Experts attributed the stability to reasons such as SBV’s flexible central rate management mechanism, which ensured that the domestic foreign exchange market was less affected by global factors.
The Government’s policy to encourage locals to convert forex holdings into VND has also provided support. 
In addition, the domestic supply-demand relationship with the dollar was relatively stable. Foreign currency supply from exports, foreign direct investment (FDI), official development assistance, tourism and remittances grew positively in 2017 and in the first quarter of this year.
Vietnam recorded trade surplus of $2.7 billion in 2017, or 1.4 per cent of total export turnover, according to the Ministry of Industry and Trade. The total export value this year was $214 billion and import value was $211.1 billion, up 21.1 per cent and 20.8 per cent against last year, respectively.
The country’s trade turnover continued to witness a positive growth in the first quarter of this year, with a trade surplus of nearly $2.7 billion, according to a report from the General Department of Customs.
The country’s total FDI capital last year also reached a record high of $35.88 billion, up 44.4 per cent against the same period last year, while FDI disbursement capital also rose by 10.8 per cent to $17.5 billion. 
FDI disbursement in the first quarter of this year also reached roughly $3.88 billion, representing a surge of 7.2 percent against the previous year.
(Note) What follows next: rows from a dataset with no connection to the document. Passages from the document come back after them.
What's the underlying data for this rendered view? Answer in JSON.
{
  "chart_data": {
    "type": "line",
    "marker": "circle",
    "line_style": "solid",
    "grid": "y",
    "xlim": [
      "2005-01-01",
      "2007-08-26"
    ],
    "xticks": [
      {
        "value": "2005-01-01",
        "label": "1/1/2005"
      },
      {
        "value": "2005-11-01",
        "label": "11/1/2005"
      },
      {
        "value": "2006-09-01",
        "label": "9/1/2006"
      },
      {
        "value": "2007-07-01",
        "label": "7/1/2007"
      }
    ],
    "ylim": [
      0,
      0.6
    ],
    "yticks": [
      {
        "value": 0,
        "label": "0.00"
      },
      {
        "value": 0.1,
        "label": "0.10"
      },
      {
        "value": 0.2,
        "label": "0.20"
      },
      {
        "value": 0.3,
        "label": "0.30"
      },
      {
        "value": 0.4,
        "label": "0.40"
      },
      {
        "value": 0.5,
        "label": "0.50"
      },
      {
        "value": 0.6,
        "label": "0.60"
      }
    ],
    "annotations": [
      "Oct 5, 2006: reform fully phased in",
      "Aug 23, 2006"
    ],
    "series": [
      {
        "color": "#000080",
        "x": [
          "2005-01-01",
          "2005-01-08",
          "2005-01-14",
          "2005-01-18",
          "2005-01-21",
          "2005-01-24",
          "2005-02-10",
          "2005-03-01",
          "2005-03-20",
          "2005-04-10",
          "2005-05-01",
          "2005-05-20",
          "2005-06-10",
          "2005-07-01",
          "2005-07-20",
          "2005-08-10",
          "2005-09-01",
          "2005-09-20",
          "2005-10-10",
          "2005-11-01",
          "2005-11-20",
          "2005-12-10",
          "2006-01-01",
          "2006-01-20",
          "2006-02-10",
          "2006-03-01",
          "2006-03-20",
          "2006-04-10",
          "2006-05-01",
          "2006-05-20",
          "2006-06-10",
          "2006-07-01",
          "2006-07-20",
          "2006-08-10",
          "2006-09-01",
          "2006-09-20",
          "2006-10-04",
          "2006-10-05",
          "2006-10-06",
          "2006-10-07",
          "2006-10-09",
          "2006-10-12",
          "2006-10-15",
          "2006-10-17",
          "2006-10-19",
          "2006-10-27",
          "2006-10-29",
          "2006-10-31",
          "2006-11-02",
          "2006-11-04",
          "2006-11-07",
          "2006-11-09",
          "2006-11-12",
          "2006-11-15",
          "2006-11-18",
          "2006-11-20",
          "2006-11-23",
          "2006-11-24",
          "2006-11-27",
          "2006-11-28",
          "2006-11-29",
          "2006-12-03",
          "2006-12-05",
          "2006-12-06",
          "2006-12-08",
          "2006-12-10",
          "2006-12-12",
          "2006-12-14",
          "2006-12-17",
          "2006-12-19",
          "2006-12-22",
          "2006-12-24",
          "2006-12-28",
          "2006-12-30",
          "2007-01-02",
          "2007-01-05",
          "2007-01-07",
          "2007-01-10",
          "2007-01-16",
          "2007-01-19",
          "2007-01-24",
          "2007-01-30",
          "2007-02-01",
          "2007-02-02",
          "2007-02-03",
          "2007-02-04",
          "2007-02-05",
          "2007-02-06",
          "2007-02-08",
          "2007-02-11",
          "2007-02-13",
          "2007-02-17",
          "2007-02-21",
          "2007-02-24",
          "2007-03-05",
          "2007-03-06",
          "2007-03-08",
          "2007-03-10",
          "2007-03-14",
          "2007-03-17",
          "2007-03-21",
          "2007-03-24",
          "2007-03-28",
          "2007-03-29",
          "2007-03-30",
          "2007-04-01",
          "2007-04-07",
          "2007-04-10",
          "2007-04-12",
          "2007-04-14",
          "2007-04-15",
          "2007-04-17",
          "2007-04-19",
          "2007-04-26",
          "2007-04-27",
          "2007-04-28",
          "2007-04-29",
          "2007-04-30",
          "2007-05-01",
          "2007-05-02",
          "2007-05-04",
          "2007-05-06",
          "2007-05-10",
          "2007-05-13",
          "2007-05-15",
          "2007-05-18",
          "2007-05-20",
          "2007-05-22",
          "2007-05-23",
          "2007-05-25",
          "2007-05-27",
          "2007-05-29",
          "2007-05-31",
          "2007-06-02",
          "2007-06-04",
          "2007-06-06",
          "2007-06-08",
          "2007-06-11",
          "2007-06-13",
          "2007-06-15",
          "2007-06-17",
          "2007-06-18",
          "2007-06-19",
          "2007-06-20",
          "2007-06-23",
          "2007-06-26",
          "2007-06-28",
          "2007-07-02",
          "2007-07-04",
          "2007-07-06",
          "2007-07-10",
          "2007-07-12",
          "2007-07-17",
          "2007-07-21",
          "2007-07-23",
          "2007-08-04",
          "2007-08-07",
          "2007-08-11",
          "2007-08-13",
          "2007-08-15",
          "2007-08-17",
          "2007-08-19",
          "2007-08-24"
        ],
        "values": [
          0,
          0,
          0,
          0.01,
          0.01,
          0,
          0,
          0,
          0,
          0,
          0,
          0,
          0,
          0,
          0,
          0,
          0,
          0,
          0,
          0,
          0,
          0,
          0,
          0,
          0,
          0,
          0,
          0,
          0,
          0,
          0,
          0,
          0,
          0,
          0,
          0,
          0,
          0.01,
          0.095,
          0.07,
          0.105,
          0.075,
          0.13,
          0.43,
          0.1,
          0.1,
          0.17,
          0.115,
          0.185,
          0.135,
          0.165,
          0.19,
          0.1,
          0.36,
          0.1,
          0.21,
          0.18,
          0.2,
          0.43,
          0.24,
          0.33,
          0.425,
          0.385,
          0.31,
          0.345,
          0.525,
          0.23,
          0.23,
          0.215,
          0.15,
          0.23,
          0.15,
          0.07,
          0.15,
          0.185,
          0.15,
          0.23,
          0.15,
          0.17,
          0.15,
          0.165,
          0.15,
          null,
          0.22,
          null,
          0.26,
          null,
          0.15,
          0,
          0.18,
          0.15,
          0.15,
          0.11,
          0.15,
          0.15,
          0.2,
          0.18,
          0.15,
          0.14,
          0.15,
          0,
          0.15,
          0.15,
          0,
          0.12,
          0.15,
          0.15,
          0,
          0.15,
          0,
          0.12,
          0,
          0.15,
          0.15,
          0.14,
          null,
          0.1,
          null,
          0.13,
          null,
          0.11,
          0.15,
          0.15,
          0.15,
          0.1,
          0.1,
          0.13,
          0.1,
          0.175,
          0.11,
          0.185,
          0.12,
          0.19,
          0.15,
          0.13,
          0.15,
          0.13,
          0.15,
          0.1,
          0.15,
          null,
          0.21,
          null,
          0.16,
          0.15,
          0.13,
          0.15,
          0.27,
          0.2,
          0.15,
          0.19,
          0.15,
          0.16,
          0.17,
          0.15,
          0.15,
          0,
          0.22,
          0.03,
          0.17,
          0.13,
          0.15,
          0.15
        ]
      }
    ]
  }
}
Vietnam was also listed among the world’s top 10 recipients of remittances in 2017, receiving approximately $13.8 billion, up 16 percent against the previous year, according to a report of the World Bank.
SBV Governor Le Minh Hung attributed the success to SBV’s insistence in monetary and foreign currency policies, adding that the rising foreign reserves has contributed to strengthening Vietnam’s prestige and creating confidence in investors investing in Vietnam.
Hung affirmed that SBV would continuously try to increase the country’s foreign reserves this year, besides supporting efforts to stabilize the forex market.
Experts have so far also been optimistic about the foreign exchange market in 2018, noting that the market would be stable, with VND devaluing slightly by some 0.5-1 percentage points to VND22,710-VND22,950.